Moreover, it seemed that initially the exhibition was only one, and that the works would be away from Italy only from July to October, for three months: only later, when the exhibition was over, did the public learn that there would be another exhibition, in Chengdu, from November until February 26. Let’s hope then that when the second stage is over, a third one will not be announced as a surprise. Of the Chengdu exhibition, moreover, there are few traces to be found around: a launch by the Chinese agency Xinhua, translated into Italian by Agenzia Nova, an article in the Global Times, a blurb on the website of the Italian consulate in Chongqing, another on the website of the Italian Foreign Press Agency. In short, in Italy practically no one has broken the news. But that’s not all: if you go on a visit to the National Gallery and want to look for, say, Van Gogh’s Gardener andArlesiana or Klimt’s Three Ages, which are among the very rare of their works in Italian public museums (there are six in all, three by Van Gogh and three by Klimt), you will find no sign informing visitors of their absence, as would be good practice in such situations, at least for key masterpieces. Or if there is, it is well hidden. True, there is a scant explanation on the National Gallery’s website, but it is not given any prominence (it is not on the home page nor is it linked in the What’s on section: in short, you find it by getting to it from Google and putting in the appropriate keywords, so you basically get there if you already know the works have left), and then it conveys contradictory information.

Indeed, it says there that “in September 2022, a selection of masterpieces from the National Gallery left for China to be displayed in two temporary exhibitions in Beijing and Shanghai.” Meanwhile, the works left in July: the correct dates can be found on the Italian site of the Chinese organizer of the exhibition, while photos of the July 24 opening can be found on some Chinese sites. Also, the site remembers when the works left (albeit providing a date two months late), but does not say when they will return. Then, the second stop of the exhibition is in Chengdu and not Shanghai. Again, the organizer’s website states that there are 62 works in the exhibition, belonging to 47 artists, while the notice on the GNAM website lists exactly half of them (not having visited the exhibition in China we cannot say who is right). Finally, it moves to sympathy the idea that “the intense activity of outgoing loans to Italy and abroad [...] has allowed the room substitutions and the 65 temporary exhibitions of the National Gallery from 2015/2016 to date, to exhibit at the museum about 2000 works from the collection, including some never exhibited before and new acquisitions.” In short, in the future we will have to hope that GNAM will again send one of the only three Klimt works we have in our public museums to China if this is the only way to pull another still life by De Pisis out of storage. Incidentally, it should be recorded that the two Van Gogh works are leaving at the very time that an exhibition dedicated to Van Gogh is being held in Rome (with a block of forty works from the Kröller-Müller Museum in Otterlo, as usual: but they at least have a collection of almost three hundred Van Goghs, so they have no problem replacing the absences).

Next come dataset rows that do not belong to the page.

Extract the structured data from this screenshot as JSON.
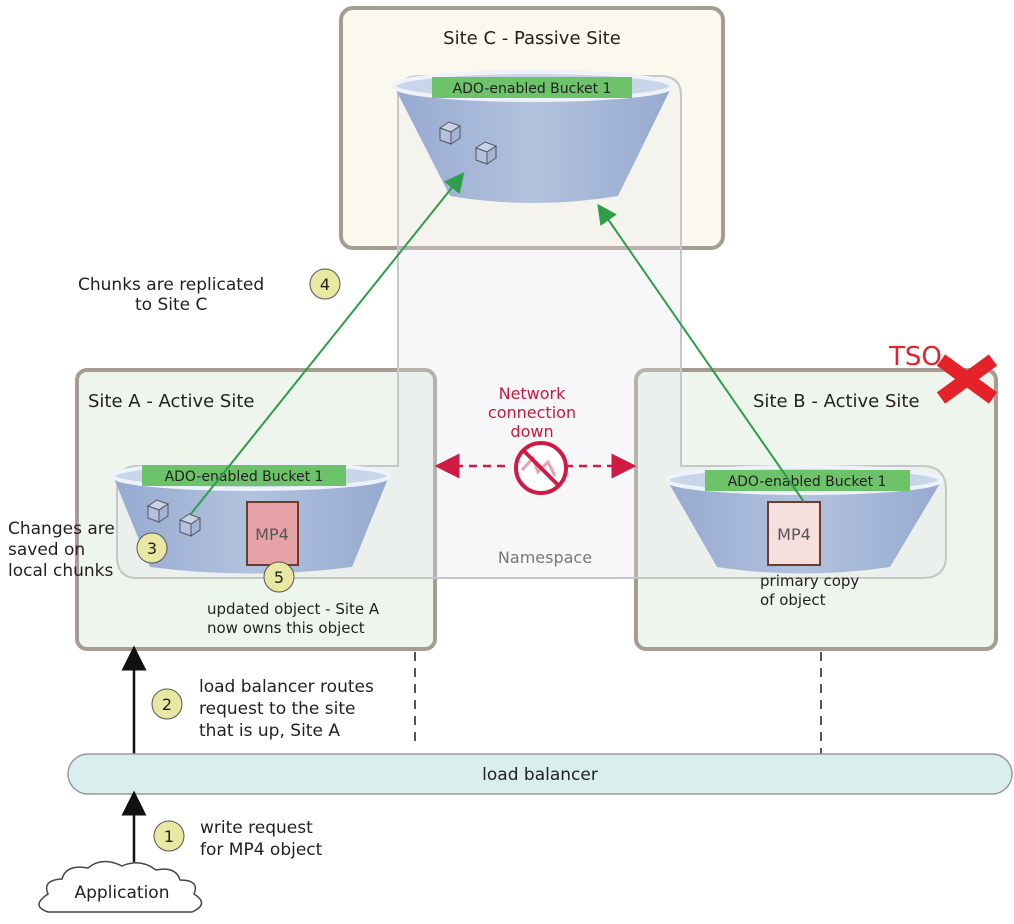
{
  "colors": {
    "site_border": "#a79c91",
    "site_c_fill": "#fbf9ee",
    "site_ab_fill": "#eef5ec",
    "bucket_fill": "#a6b7d6",
    "bucket_label_bg": "#6cc36a",
    "replication_arrow": "#2f9e48",
    "network_down": "#d01a44",
    "tso_red": "#e5212a",
    "step_badge": "#e9e8a2",
    "load_balancer_fill": "#d9efed",
    "mp4_site_a": "#e5a3a8",
    "mp4_site_b": "#f4dede"
  },
  "sites": {
    "site_c": {
      "title": "Site C - Passive Site",
      "bucket_label": "ADO-enabled Bucket 1"
    },
    "site_a": {
      "title": "Site A - Active Site",
      "bucket_label": "ADO-enabled Bucket 1",
      "object_label": "MP4"
    },
    "site_b": {
      "title": "Site B - Active Site",
      "bucket_label": "ADO-enabled Bucket 1",
      "object_label": "MP4"
    }
  },
  "tso_label": "TSO",
  "network": {
    "line1": "Network",
    "line2": "connection",
    "line3": "down"
  },
  "namespace_label": "Namespace",
  "load_balancer_label": "load balancer",
  "application_label": "Application",
  "steps": [
    {
      "number": "1",
      "lines": [
        "write request",
        "for MP4 object"
      ]
    },
    {
      "number": "2",
      "lines": [
        "load balancer routes",
        "request to the site",
        "that is up, Site A"
      ]
    },
    {
      "number": "3",
      "lines": [
        "Changes are",
        "saved on",
        "local chunks"
      ]
    },
    {
      "number": "4",
      "lines": [
        "Chunks are replicated",
        "to Site C"
      ]
    },
    {
      "number": "5",
      "lines": [
        "updated object - Site A",
        "now owns this object"
      ]
    }
  ],
  "primary_copy": {
    "line1": "primary copy",
    "line2": "of object"
  },
  "icons": [
    "chunk-cube-icon",
    "no-connection-icon",
    "tso-x-icon",
    "cloud-icon",
    "arrow-icon"
  ]
}
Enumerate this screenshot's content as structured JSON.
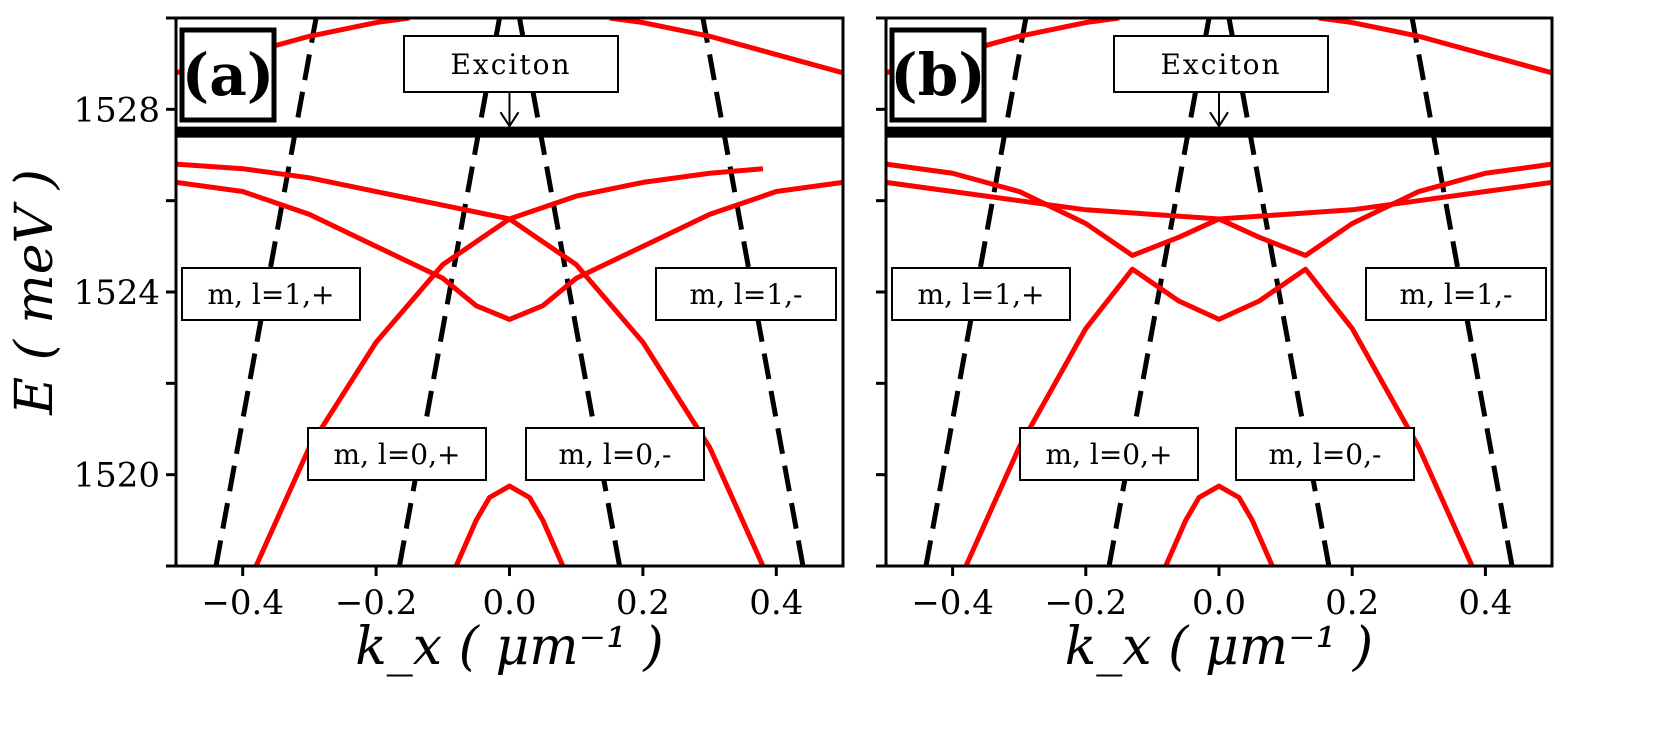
{
  "chart_data": [
    {
      "type": "line",
      "panel_label": "(a)",
      "xlabel": "k_x ( μm⁻¹ )",
      "ylabel": "E ( meV )",
      "xlim": [
        -0.5,
        0.5
      ],
      "ylim": [
        1518,
        1530
      ],
      "xticks": [
        -0.4,
        -0.2,
        0.0,
        0.2,
        0.4
      ],
      "xtick_labels": [
        "−0.4",
        "−0.2",
        "0.0",
        "0.2",
        "0.4"
      ],
      "yticks": [
        1520,
        1524,
        1528
      ],
      "ytick_labels": [
        "1520",
        "1524",
        "1528"
      ],
      "grid": false,
      "exciton_energy": 1527.5,
      "annotations": [
        {
          "text": "Exciton",
          "arrow_to": [
            0.0,
            1527.5
          ]
        },
        {
          "text": "m, l=1,+"
        },
        {
          "text": "m, l=1,-"
        },
        {
          "text": "m, l=0,+"
        },
        {
          "text": "m, l=0,-"
        }
      ],
      "series": [
        {
          "style": "dashed",
          "color": "#000000",
          "x": [
            -0.44,
            -0.29
          ],
          "y": [
            1518,
            1530
          ]
        },
        {
          "style": "dashed",
          "color": "#000000",
          "x": [
            -0.165,
            -0.015
          ],
          "y": [
            1518,
            1530
          ]
        },
        {
          "style": "dashed",
          "color": "#000000",
          "x": [
            0.165,
            0.015
          ],
          "y": [
            1518,
            1530
          ]
        },
        {
          "style": "dashed",
          "color": "#000000",
          "x": [
            0.44,
            0.29
          ],
          "y": [
            1518,
            1530
          ]
        },
        {
          "style": "solid",
          "color": "#ff0000",
          "x": [
            -0.38,
            -0.3,
            -0.2,
            -0.1,
            0.0,
            0.1,
            0.2,
            0.3,
            0.38
          ],
          "y": [
            1518,
            1520.6,
            1522.9,
            1524.6,
            1525.6,
            1526.1,
            1526.4,
            1526.6,
            1526.7
          ]
        },
        {
          "style": "solid",
          "color": "#ff0000",
          "x": [
            -0.5,
            -0.4,
            -0.3,
            -0.2,
            -0.1,
            0.0,
            0.1,
            0.2,
            0.3,
            0.38
          ],
          "y": [
            1526.8,
            1526.7,
            1526.5,
            1526.2,
            1525.9,
            1525.6,
            1524.6,
            1522.9,
            1520.6,
            1518
          ]
        },
        {
          "style": "solid",
          "color": "#ff0000",
          "x": [
            -0.5,
            -0.4,
            -0.3,
            -0.2,
            -0.1,
            -0.05,
            0.0,
            0.05,
            0.1,
            0.2,
            0.3,
            0.4,
            0.5
          ],
          "y": [
            1526.4,
            1526.2,
            1525.7,
            1525.0,
            1524.3,
            1523.7,
            1523.4,
            1523.7,
            1524.3,
            1525.0,
            1525.7,
            1526.2,
            1526.4
          ]
        },
        {
          "style": "solid",
          "color": "#ff0000",
          "x": [
            -0.08,
            -0.05,
            -0.03,
            0.0,
            0.03,
            0.05,
            0.08
          ],
          "y": [
            1518,
            1519.0,
            1519.5,
            1519.75,
            1519.5,
            1519.0,
            1518
          ]
        },
        {
          "style": "solid",
          "color": "#ff0000",
          "x": [
            -0.5,
            -0.4,
            -0.3,
            -0.2,
            -0.15
          ],
          "y": [
            1528.8,
            1529.2,
            1529.6,
            1529.9,
            1530
          ]
        },
        {
          "style": "solid",
          "color": "#ff0000",
          "x": [
            0.15,
            0.2,
            0.3,
            0.4,
            0.5
          ],
          "y": [
            1530,
            1529.9,
            1529.6,
            1529.2,
            1528.8
          ]
        }
      ]
    },
    {
      "type": "line",
      "panel_label": "(b)",
      "xlabel": "k_x ( μm⁻¹ )",
      "ylabel": "",
      "xlim": [
        -0.5,
        0.5
      ],
      "ylim": [
        1518,
        1530
      ],
      "xticks": [
        -0.4,
        -0.2,
        0.0,
        0.2,
        0.4
      ],
      "xtick_labels": [
        "−0.4",
        "−0.2",
        "0.0",
        "0.2",
        "0.4"
      ],
      "yticks": [
        1520,
        1524,
        1528
      ],
      "ytick_labels": [
        "",
        "",
        ""
      ],
      "grid": false,
      "exciton_energy": 1527.5,
      "annotations": [
        {
          "text": "Exciton",
          "arrow_to": [
            0.0,
            1527.5
          ]
        },
        {
          "text": "m, l=1,+"
        },
        {
          "text": "m, l=1,-"
        },
        {
          "text": "m, l=0,+"
        },
        {
          "text": "m, l=0,-"
        }
      ],
      "series": [
        {
          "style": "dashed",
          "color": "#000000",
          "x": [
            -0.44,
            -0.29
          ],
          "y": [
            1518,
            1530
          ]
        },
        {
          "style": "dashed",
          "color": "#000000",
          "x": [
            -0.165,
            -0.015
          ],
          "y": [
            1518,
            1530
          ]
        },
        {
          "style": "dashed",
          "color": "#000000",
          "x": [
            0.165,
            0.015
          ],
          "y": [
            1518,
            1530
          ]
        },
        {
          "style": "dashed",
          "color": "#000000",
          "x": [
            0.44,
            0.29
          ],
          "y": [
            1518,
            1530
          ]
        },
        {
          "style": "solid",
          "color": "#ff0000",
          "x": [
            -0.5,
            -0.4,
            -0.3,
            -0.2,
            -0.13,
            -0.06,
            0.0,
            0.06,
            0.13,
            0.2,
            0.3,
            0.4,
            0.5
          ],
          "y": [
            1526.8,
            1526.6,
            1526.2,
            1525.5,
            1524.8,
            1525.2,
            1525.6,
            1525.2,
            1524.8,
            1525.5,
            1526.2,
            1526.6,
            1526.8
          ]
        },
        {
          "style": "solid",
          "color": "#ff0000",
          "x": [
            -0.5,
            -0.4,
            -0.3,
            -0.2,
            -0.1,
            0.0,
            0.1,
            0.2,
            0.3,
            0.4,
            0.5
          ],
          "y": [
            1526.4,
            1526.2,
            1526.0,
            1525.8,
            1525.7,
            1525.6,
            1525.7,
            1525.8,
            1526.0,
            1526.2,
            1526.4
          ]
        },
        {
          "style": "solid",
          "color": "#ff0000",
          "x": [
            -0.38,
            -0.3,
            -0.2,
            -0.13,
            -0.06,
            0.0,
            0.06,
            0.13,
            0.2,
            0.3,
            0.38
          ],
          "y": [
            1518,
            1520.6,
            1523.2,
            1524.5,
            1523.8,
            1523.4,
            1523.8,
            1524.5,
            1523.2,
            1520.6,
            1518
          ]
        },
        {
          "style": "solid",
          "color": "#ff0000",
          "x": [
            -0.08,
            -0.05,
            -0.03,
            0.0,
            0.03,
            0.05,
            0.08
          ],
          "y": [
            1518,
            1519.0,
            1519.5,
            1519.75,
            1519.5,
            1519.0,
            1518
          ]
        },
        {
          "style": "solid",
          "color": "#ff0000",
          "x": [
            -0.5,
            -0.4,
            -0.3,
            -0.2,
            -0.15
          ],
          "y": [
            1528.8,
            1529.2,
            1529.6,
            1529.9,
            1530
          ]
        },
        {
          "style": "solid",
          "color": "#ff0000",
          "x": [
            0.15,
            0.2,
            0.3,
            0.4,
            0.5
          ],
          "y": [
            1530,
            1529.9,
            1529.6,
            1529.2,
            1528.8
          ]
        }
      ]
    }
  ]
}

One can also have some sympathy for a museum that deprives itself, in one fell swoop, of dozens of works in exchange for adequate compensation (despite the fact that it is a practice that is not exactly viewed very well by ICOM), if, however avoids giving up key works, if the artists it sends off-site do not end up becoming underrepresented, if everyone is notified of the absence in good time by giving it proper notice, if visitors are properly informed (and thus if inside the museum, in place of the absent painting, a poster is put up saying in large letters where the painting is, for which exhibition, and how long it is off-site), if there is full transparency about the whole operation. If, therefore, there has been a quid pro quo, let it be done as the Uffizi did: let it be communicated in clear letters. If there was not and it was therefore a pure diplomatic move, say so anyway with the utmost clarity: at least the public will be able to get the full picture and draw its own conclusions.